Europe has emerged as another flashpoint for regulatory intervention. Norway's justice ministry formally advised government employees in 2023 to remove both Telegram and TikTok from work devices, classifying them as national security risks. France took considerably more aggressive action, arresting Durov upon his arrival in the country in 2024 and charging him with criminal negligence for failing to prevent illicit activities. French investigations had documented Telegram's role in multiple serious crimes, from child sexual abuse and drug trafficking to online hate speech. The app's non-responsiveness to judicial orders intensified accusations of wilful indifference to criminal harm. Durov subsequently relocated to the United Arab Emirates, from where he continues managing the company while facing substantial legal jeopardy in Europe.

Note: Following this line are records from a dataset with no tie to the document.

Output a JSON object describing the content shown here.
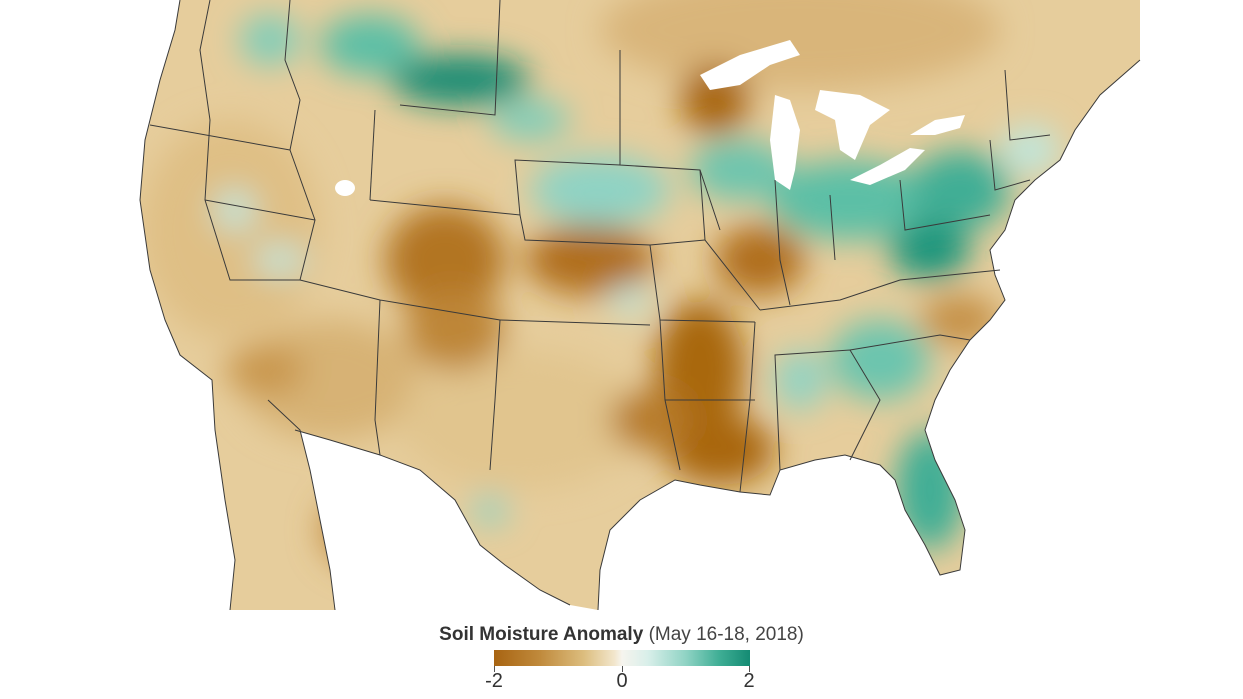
{
  "map": {
    "region": "contiguous-united-states",
    "colors": {
      "dry_strong": "#a86412",
      "dry": "#c9974e",
      "dry_light": "#e4cc98",
      "neutral": "#f6f4ee",
      "wet_light": "#bfe6dc",
      "wet": "#5cbfa6",
      "wet_strong": "#148b73",
      "water": "#ffffff",
      "border": "#3a3a3a"
    }
  },
  "legend": {
    "title_bold": "Soil Moisture Anomaly",
    "title_rest": "(May 16-18, 2018)",
    "min_label": "-2",
    "mid_label": "0",
    "max_label": "2"
  }
}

Brazil's experiences with Telegram enforcement demonstrate the difficulties courts face in compelling compliance from a company structured to resist governmental pressure. The country's Supreme Court banned Telegram nationwide in 2022 after discovering that accounts linked to a Bolsonaro associate were spreading disinformation and threatening judges themselves. Durov offered an explanation bordering on the implausible: Telegram had simply overlooked court correspondence. Following the app's temporary suspension, it complied with removal orders, and the ban was lifted. The pattern repeated in 2023 when another judge ordered a nationwide blockade after Telegram refused to provide complete user data from neo-Nazi group chats. While an appeals court eventually suspended that order, it imposed substantial financial penalties, establishing a precedent that Telegram would need to balance encryption principles against substantial financial consequences.

The fundamental question animating these confrontations concerns the appropriate responsibility of platform operators for user-generated content and criminal behaviour. Telegram maintains that technical encryption systems prevent the company itself from accessing user communications, making compliance with data disclosure demands technically impossible rather than legally optional. Critics contend that this stance reflects deliberate architectural choices designed to insulate the company from accountability, and that Durov has accumulated sufficient wealth and technical expertise to implement targeted solutions without compromising encryption for all users. The stalemate reflects broader philosophical disagreements about whether digital platforms constitute neutral infrastructure or active publishers bearing responsibility for their ecosystem.

For Malaysia and Southeast Asia, these global conflicts over Telegram carry direct implications. The region contains multiple authoritarian and semi-authoritarian governments that view encrypted messaging with suspicion, alongside democratic nations wrestling with balancing privacy and security. Malaysia's own regulatory approach to digital platforms will likely reflect lessons drawn from international enforcement efforts. The success or failure of foreign governments in compelling Telegram's compliance may influence whether Malaysian authorities pursue similar measures against the app, which enjoys substantial usage across the region's activist communities, journalists and ordinary citizens. Additionally, the economic dimension—whether companies like Telegram can simply relocate beyond jurisdictional reach—determines whether regulatory frameworks retain any genuine force.

Durov's positioning of himself and Telegram as defenders of privacy against state surveillance contains genuine merit, particularly for users in countries with weak rule of law or political repression. Simultaneously, the documented use of the platform for terrorism financing, child exploitation and organised crime demonstrates that privacy absolutism extracts real social costs. The path forward likely involves neither a return to Telegram's current posture of near-total non-cooperation nor the capitulation to state demands for universal backdoors. Instead, governments may increasingly employ economic coercion through financial penalties, device bans for officials, and restrictions on app store availability. These indirect approaches circumvent the technical challenges of outright blocking while still meaningfully constraining the platform's utility and profitability.